Will Electric Cars Kill The Radio Star?

There’s an interference problem from EV motors that’s bumping AM bands off of electric vehicle dashboards. Radio over 5G may offer a solution.

  • The AM band in particular is subject to electromagnetic interference from electric motors, which generate frequencies comparable in wavelength to AM radio signals.
  • Many EVs have abandoned the radio band, while others—like the Ford F-150 Lightning—did include it but will soon cease to.
  • A global radio aggregator and streaming service called TuneIn offers a solution, by delivering feeds from some 100,000 stations over a vehicle’s 5G wireless network access.


Is broadcast radio an endangered species in the new generation of electric vehicles? The AM band in particular is subject to electrical interference, which is one reason the BMW i3 electric car declined to include it back in 2014. Tesla evidently gave up on terrestrial AM in the Model S circa 2018, and it’s not available on current Teslas. The Mercedes-Benz EQS EV doesn’t have regular broadcast AM, and both Volvo and Audi have produced EVs without AM. The interference problem could get worse as EVs carry larger electric motors.

For most of the last 100 years, “in-car entertainment” was provided (if your car had “R&H,” or radio and heater) by only one choice—the full panoply of AM broadcasting. In the 1960s, FM became an option, then the long march through add-on eight-track, cassette, CD, and phone-based music.
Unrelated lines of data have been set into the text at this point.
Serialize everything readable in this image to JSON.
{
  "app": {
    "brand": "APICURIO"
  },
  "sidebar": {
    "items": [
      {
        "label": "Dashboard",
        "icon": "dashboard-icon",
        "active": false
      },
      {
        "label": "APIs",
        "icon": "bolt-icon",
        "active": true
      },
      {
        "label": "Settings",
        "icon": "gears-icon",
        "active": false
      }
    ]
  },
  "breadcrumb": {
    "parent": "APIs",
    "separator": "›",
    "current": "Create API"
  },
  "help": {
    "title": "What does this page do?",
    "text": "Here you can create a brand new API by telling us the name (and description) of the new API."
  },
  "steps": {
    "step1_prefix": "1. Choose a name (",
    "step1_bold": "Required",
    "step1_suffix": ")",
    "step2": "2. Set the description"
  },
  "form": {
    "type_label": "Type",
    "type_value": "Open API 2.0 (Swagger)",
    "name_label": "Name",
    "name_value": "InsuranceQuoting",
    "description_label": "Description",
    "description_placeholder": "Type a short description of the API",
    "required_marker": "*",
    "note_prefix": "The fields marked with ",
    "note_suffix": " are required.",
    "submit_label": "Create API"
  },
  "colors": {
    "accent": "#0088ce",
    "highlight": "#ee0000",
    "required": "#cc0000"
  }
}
Lately, broadcast radio is seeing a small, single-digit dip in listenership, said Eric Rhoads, chairman of Streamline Publishing, which covers the industry through Radio Ink. Obviously, quite a lot of radio listening is done in the car today, but Rhoads said that hasn’t stopped auto companies from predicting that broadcast AM and FM would eventually disappear from the auto dashboard. Radio’s demise has been expected many times, but even today 86 percent of respondents in a Jacobs Media survey said they listened to radio (on any device) at least an hour per day.

Auto companies consider deep-sixing radio for the same reason they ditched the CD player—it costs money and takes up space and resources on the valuable digital dashboard.
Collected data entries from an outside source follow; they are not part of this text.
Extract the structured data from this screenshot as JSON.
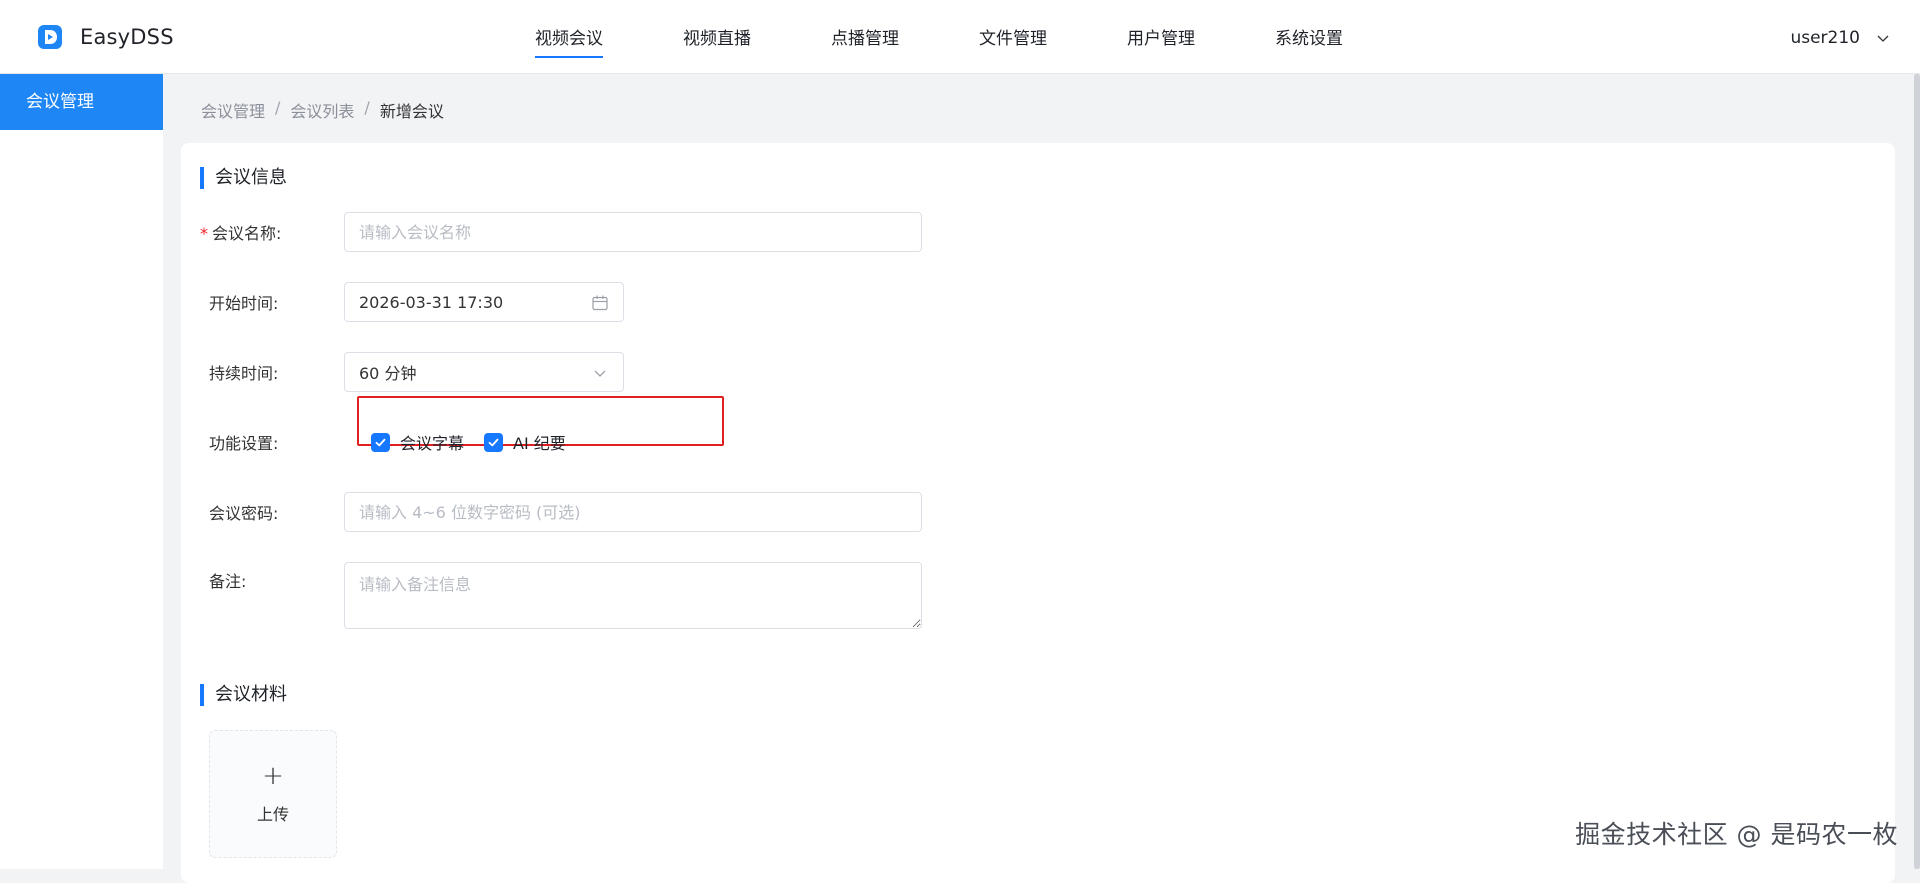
{
  "app": {
    "name": "EasyDSS"
  },
  "nav": {
    "items": [
      {
        "label": "视频会议",
        "active": true
      },
      {
        "label": "视频直播"
      },
      {
        "label": "点播管理"
      },
      {
        "label": "文件管理"
      },
      {
        "label": "用户管理"
      },
      {
        "label": "系统设置"
      }
    ]
  },
  "user": {
    "name": "user210"
  },
  "sidebar": {
    "items": [
      {
        "label": "会议管理",
        "active": true
      }
    ]
  },
  "breadcrumb": {
    "items": [
      "会议管理",
      "会议列表",
      "新增会议"
    ],
    "separator": "/"
  },
  "form": {
    "section_info": "会议信息",
    "name": {
      "label": "会议名称:",
      "placeholder": "请输入会议名称",
      "required_mark": "*"
    },
    "start": {
      "label": "开始时间:",
      "value": "2026-03-31 17:30"
    },
    "duration": {
      "label": "持续时间:",
      "value": "60 分钟"
    },
    "features": {
      "label": "功能设置:",
      "options": [
        {
          "label": "会议字幕",
          "checked": true
        },
        {
          "label": "AI 纪要",
          "checked": true
        }
      ]
    },
    "password": {
      "label": "会议密码:",
      "placeholder": "请输入 4~6 位数字密码 (可选)"
    },
    "notes": {
      "label": "备注:",
      "placeholder": "请输入备注信息"
    },
    "section_materials": "会议材料",
    "upload": {
      "plus": "+",
      "label": "上传"
    }
  },
  "watermark": "掘金技术社区 @ 是码农一枚",
  "colors": {
    "accent": "#1677ff",
    "sidebar_active": "#1f86f5",
    "highlight": "#e02020"
  }
}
And the interference problem is real. According to Consumer Guide, the electric motors in EVs “tend to generate electromagnetic interference with AM radio…Rapidly fluctuating voltage results in the high-level, low-frequency electromagnetic interference that reaches into the radio. Electromagnetic frequencies generated by EV motors happen to be comparable in wavelength to AM radio signals….Porsche, for one, has advised that this interference may result in static and crackling sounds. Other automakers point out such possible audio annoyances as distortion, buzzing and signal fading.”

BMW offers no AM in the i4, iX, and i7 electric cars, said BMW product and technology spokesman Alexander Schmuck. “We do offer FM, HD Radio, Sirius XM Satellite as well as Apple CarPlay and Android Auto. If a customer wants to listen to an AM radio station, he or she can elect to do so via services such as TuneIn and connect/play them directly via Apple CarPlay or Android Auto through the car’s speaker system,” Schmuck said.

Some automakers are putting AM in EVs, however, including Ford with the Mustang Mach-E, and several GM vehicles (Chevy Bolt EUV, Hummer EV).

In general, AM remains more in favor with American automakers—in part because it still has a listener base in the US. AM broadcasts are declining in Europe, and are being replaced by the DAB digital format.

One solution to the interference problem is accessing terrestrial radio through the 5G signal in most new cars, and that’s the niche occupied by TuneIn, a global radio aggregator and streaming service that delivers music, news, sports and podcasts to an audience of 75 million monthly users.

In an Autoweek interview, TuneIn CEO Rich Stern said that the service includes 100,000 radio stations, as well as such oddities as the audio from Jeopardy and other television feeds. That’s one way for TV sports junkies who aren’t paying for the privilege can get their game coverage. “Radio is still a vibrant medium,” Stern said. “The average listener tunes in 4.5 hours a day, and that blows Netflix out of the water.”

Radio has been limited by the range of its broadcast signals—to people “within the sound of my voice.” But that barrier is gone on Tunein’s service—you can listen to country music on a Nashville station, or hip-hop from Detroit. AM has also had sonic limitations (which is one reason music is seldom offered anymore), but taking it off the broadcast platform eliminates the static and fidelity problems.

TuneIn has a tiered approach similar to services like Spotify—free with ads, limited ads with a one-time fee, and no ads via a premium subscription (that also includes live MLB and NHL games). Automakers that have partnered with TuneIn include Jaguar-Land Rover, Mercedes-Benz, Stellantis, Rivian, Lucid, and Tesla. The last three make EVs exclusively, but every automaker is offering them now. Adding TuneIn does not necessarily mean regular broadcast reception is dropped.

There are other radio aggregators, and individual stations offer downloadable apps that let you listen anywhere. The free Radio Player Live, for Google Chrome and Microsoft Edge, gives access to hundreds of stations with music, sports, news and talk. Radio.net is another one. AM broadcasts are also available via Internet streaming and simulcasts on HD FM.

“AM has to think digitally to survive,” said Adam Jacobson, editor in chief of Radio and Television Business Report.


TuneIn’s revenue stream is via ads. In 2020, the company switched to Google and adopted its Ad Manager Audio for programmatic advertising.